The easiest way to play with JTAG devices is to use an Arduino, combined with an levelshifter (if not on the same voltage). Place a bit on the TDI of a device and clock it into using TCK. Then watch what you get from TDO. At reset, the JTAG standard requires the device to place it's JTAG-ID into the shift register, which is the instruction register (IR) and connect this register to TDI and TDO. So what you "clock out" (regardless of if you clock in anything) is the ID of the device, or if there are more in a chain, the IDs of all devices. You only need to know how many Bits the internal register uses. If not, there are some methods to estimate the size of the register. One is to clock in many zeros (e.g hundret or more), just to be shure the register is flooded. Then clock ones until you see the first one on the TDO. The number of clocks it uses is the length of the IR. Simple, eh?
![Wink ;-)](./images/smilies/icon_e_wink.gif)
The JTAG port of the device (called TAP, Test-Access-Port) provide two other signals, TMS and /TRST. With /TRST you can reset the TAP to it's initial state. This does not influence the Chip the JTAG-TAP is used, to do anything, it's only for the JTAG part. On TMS you can change the state of the internal statemachine (SM), which controls what the JTAG controller do next. For now, we just keep this signal high (1).

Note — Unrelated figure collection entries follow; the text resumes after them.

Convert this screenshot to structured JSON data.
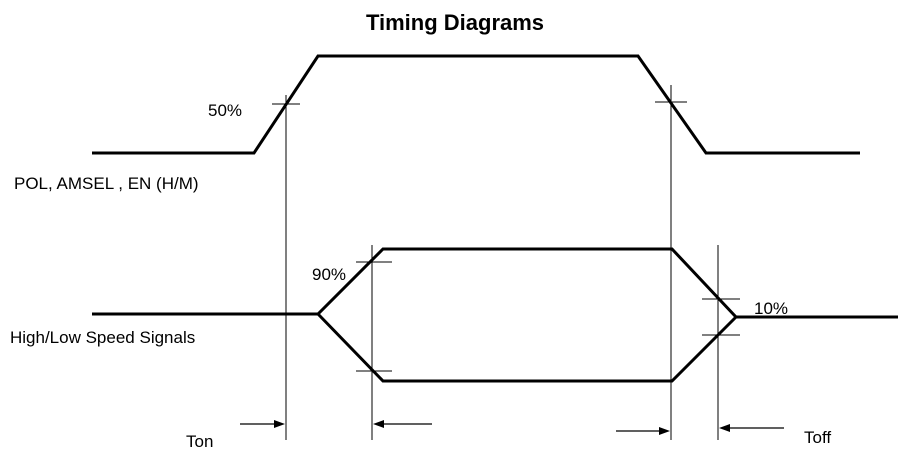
{
  "title": "Timing Diagrams",
  "signals": {
    "control": {
      "label": "POL, AMSEL , EN (H/M)"
    },
    "data": {
      "label": "High/Low Speed Signals"
    }
  },
  "thresholds": {
    "rise_marker": "50%",
    "open_marker": "90%",
    "close_marker": "10%"
  },
  "timing": {
    "turn_on": "Ton",
    "turn_off": "Toff"
  }
}
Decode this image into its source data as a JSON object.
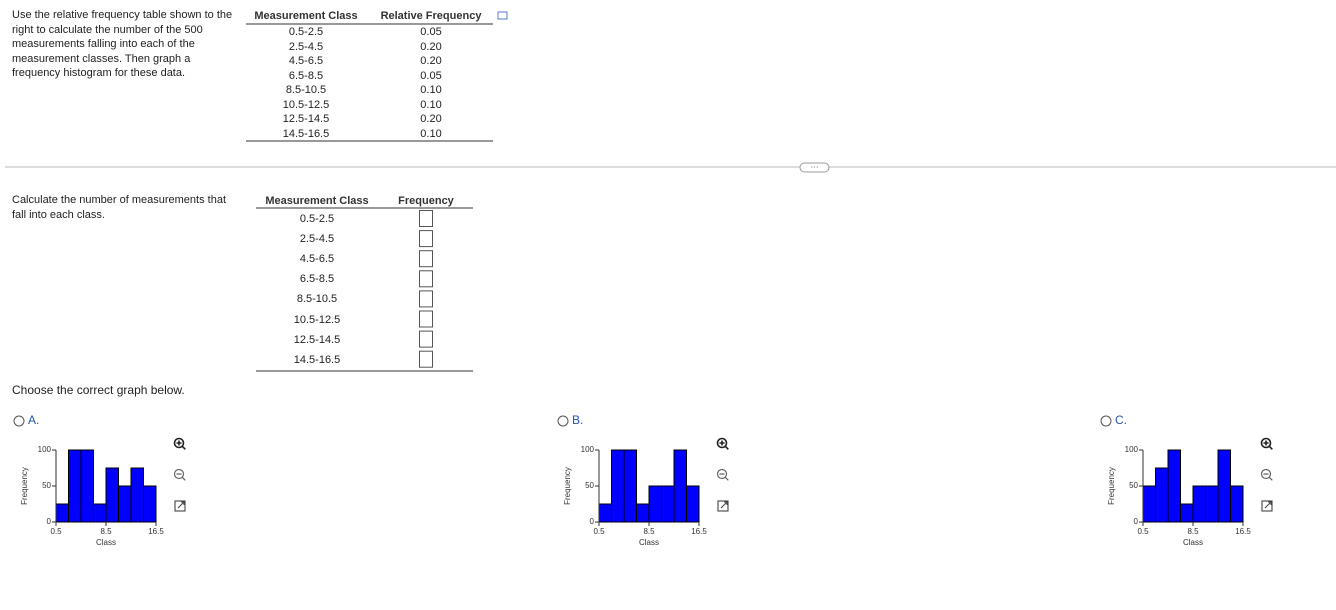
{
  "intro": "Use the relative frequency table shown to the right to calculate the number of the 500 measurements falling into each of the measurement classes. Then graph a frequency histogram for these data.",
  "table1": {
    "headers": [
      "Measurement Class",
      "Relative Frequency"
    ],
    "rows": [
      [
        "0.5-2.5",
        "0.05"
      ],
      [
        "2.5-4.5",
        "0.20"
      ],
      [
        "4.5-6.5",
        "0.20"
      ],
      [
        "6.5-8.5",
        "0.05"
      ],
      [
        "8.5-10.5",
        "0.10"
      ],
      [
        "10.5-12.5",
        "0.10"
      ],
      [
        "12.5-14.5",
        "0.20"
      ],
      [
        "14.5-16.5",
        "0.10"
      ]
    ]
  },
  "prompt2": "Calculate the number of measurements that fall into each class.",
  "table2": {
    "headers": [
      "Measurement Class",
      "Frequency"
    ],
    "rows": [
      "0.5-2.5",
      "2.5-4.5",
      "4.5-6.5",
      "6.5-8.5",
      "8.5-10.5",
      "10.5-12.5",
      "12.5-14.5",
      "14.5-16.5"
    ]
  },
  "prompt3": "Choose the correct graph below.",
  "options": [
    "A.",
    "B.",
    "C."
  ],
  "chart_data": [
    {
      "type": "histogram",
      "bins": [
        0.5,
        2.5,
        4.5,
        6.5,
        8.5,
        10.5,
        12.5,
        14.5,
        16.5
      ],
      "values": [
        25,
        100,
        100,
        25,
        75,
        50,
        75,
        50
      ],
      "color": "#0000ff",
      "xlim": [
        0.5,
        16.5
      ],
      "xticks": [
        0.5,
        8.5,
        16.5
      ],
      "ylim": [
        0,
        100
      ],
      "yticks": [
        0,
        50,
        100
      ],
      "xlabel": "Class",
      "ylabel": "Frequency"
    },
    {
      "type": "histogram",
      "bins": [
        0.5,
        2.5,
        4.5,
        6.5,
        8.5,
        10.5,
        12.5,
        14.5,
        16.5
      ],
      "values": [
        25,
        100,
        100,
        25,
        50,
        50,
        100,
        50
      ],
      "color": "#0000ff",
      "xlim": [
        0.5,
        16.5
      ],
      "xticks": [
        0.5,
        8.5,
        16.5
      ],
      "ylim": [
        0,
        100
      ],
      "yticks": [
        0,
        50,
        100
      ],
      "xlabel": "Class",
      "ylabel": "Frequency"
    },
    {
      "type": "histogram",
      "bins": [
        0.5,
        2.5,
        4.5,
        6.5,
        8.5,
        10.5,
        12.5,
        14.5,
        16.5
      ],
      "values": [
        50,
        75,
        100,
        25,
        50,
        50,
        100,
        50
      ],
      "color": "#0000ff",
      "xlim": [
        0.5,
        16.5
      ],
      "xticks": [
        0.5,
        8.5,
        16.5
      ],
      "ylim": [
        0,
        100
      ],
      "yticks": [
        0,
        50,
        100
      ],
      "xlabel": "Class",
      "ylabel": "Frequency"
    }
  ]
}
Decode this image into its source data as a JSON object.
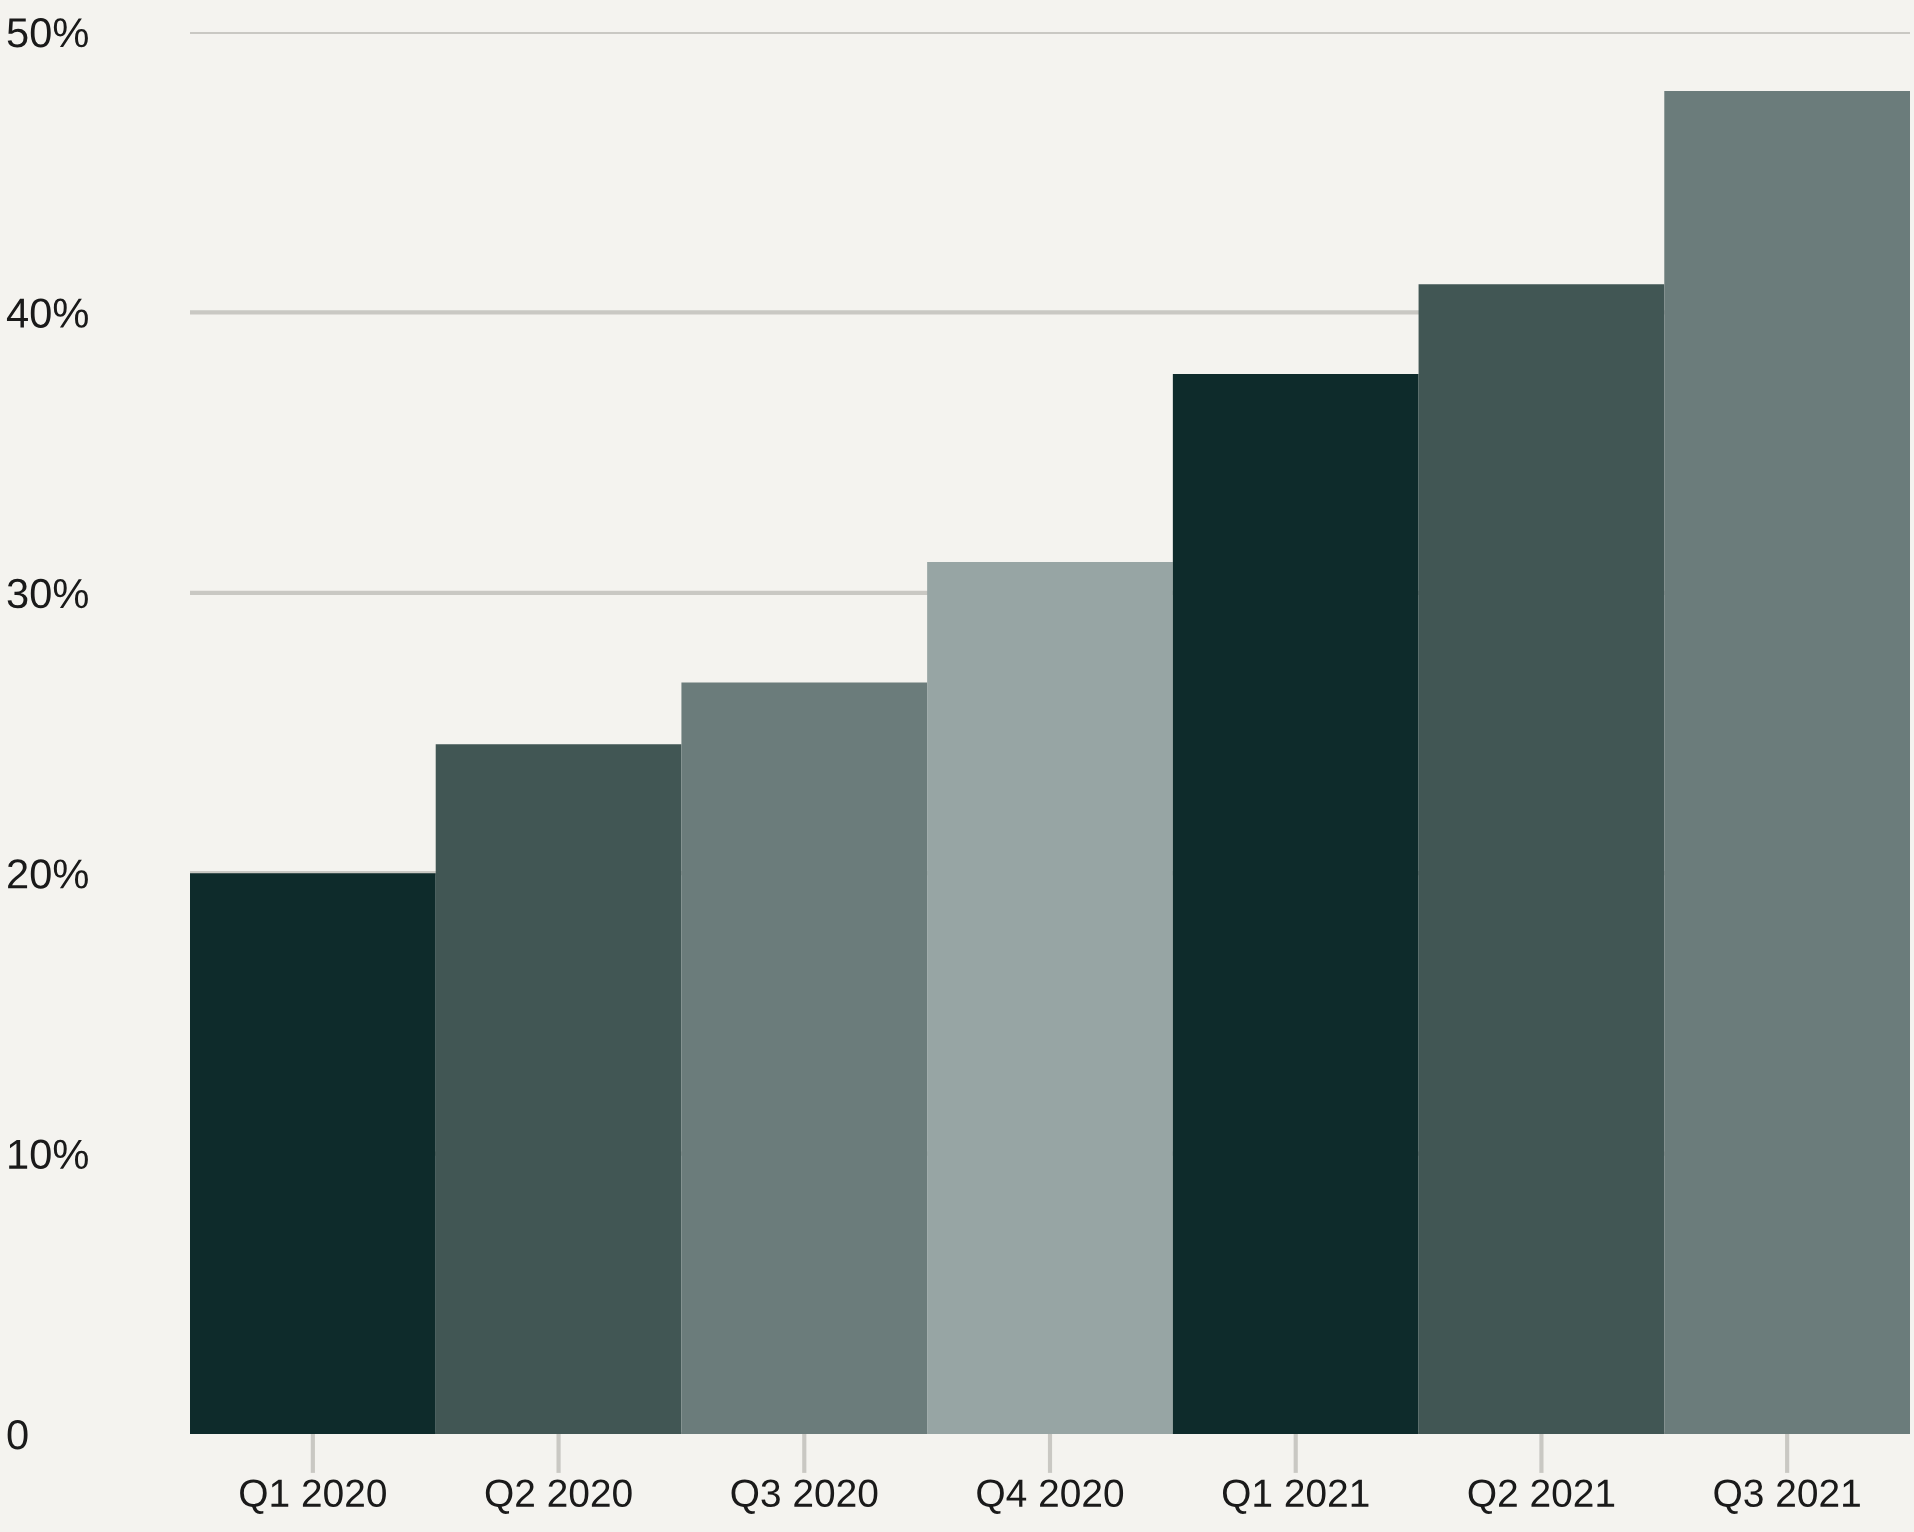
{
  "chart_data": {
    "type": "bar",
    "categories": [
      "Q1 2020",
      "Q2 2020",
      "Q3 2020",
      "Q4 2020",
      "Q1 2021",
      "Q2 2021",
      "Q3 2021"
    ],
    "values": [
      20.0,
      24.6,
      26.8,
      31.1,
      37.8,
      41.0,
      47.9
    ],
    "colors": [
      "#0e2b2b",
      "#415654",
      "#6b7c7b",
      "#97a5a4",
      "#0e2b2b",
      "#415654",
      "#6b7c7b"
    ],
    "ylim": [
      0,
      50
    ],
    "yticks": [
      {
        "value": 0,
        "label": "0"
      },
      {
        "value": 10,
        "label": "10%"
      },
      {
        "value": 20,
        "label": "20%"
      },
      {
        "value": 30,
        "label": "30%"
      },
      {
        "value": 40,
        "label": "40%"
      },
      {
        "value": 50,
        "label": "50%"
      }
    ],
    "grid": "y"
  }
}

JTAG only enforces a few commands (instructions) to be known by every JTAG-enabled device. Over this, there could exist many many vendor specific commands. We will discuss this later.
First, build a small hardware you could controll from your PC interactively to play around with a JTAG device, e.g the OMAP-processor on the Radio mainboard or the Cyclone FPGA on the graphicsboard. But any other will do also. You just need to know which voltage level it uses (to not kill it) and where to connect which pin to. You can do this with your Segger J-Link commander software also, if you are not willing to create an own tool. It provides low-level commands to control the signals directly. But with a selfmade solution it's still more fun!
![Wink ;-)](./images/smilies/icon_e_wink.gif)
Then try to clock and look what you get out. Convert this to a hex number and do a lookup in the JTAG-ID database: http://bsdl.info/
Don't worry if you do not find your device here. There are many devices not registered anywhere (vendor specific).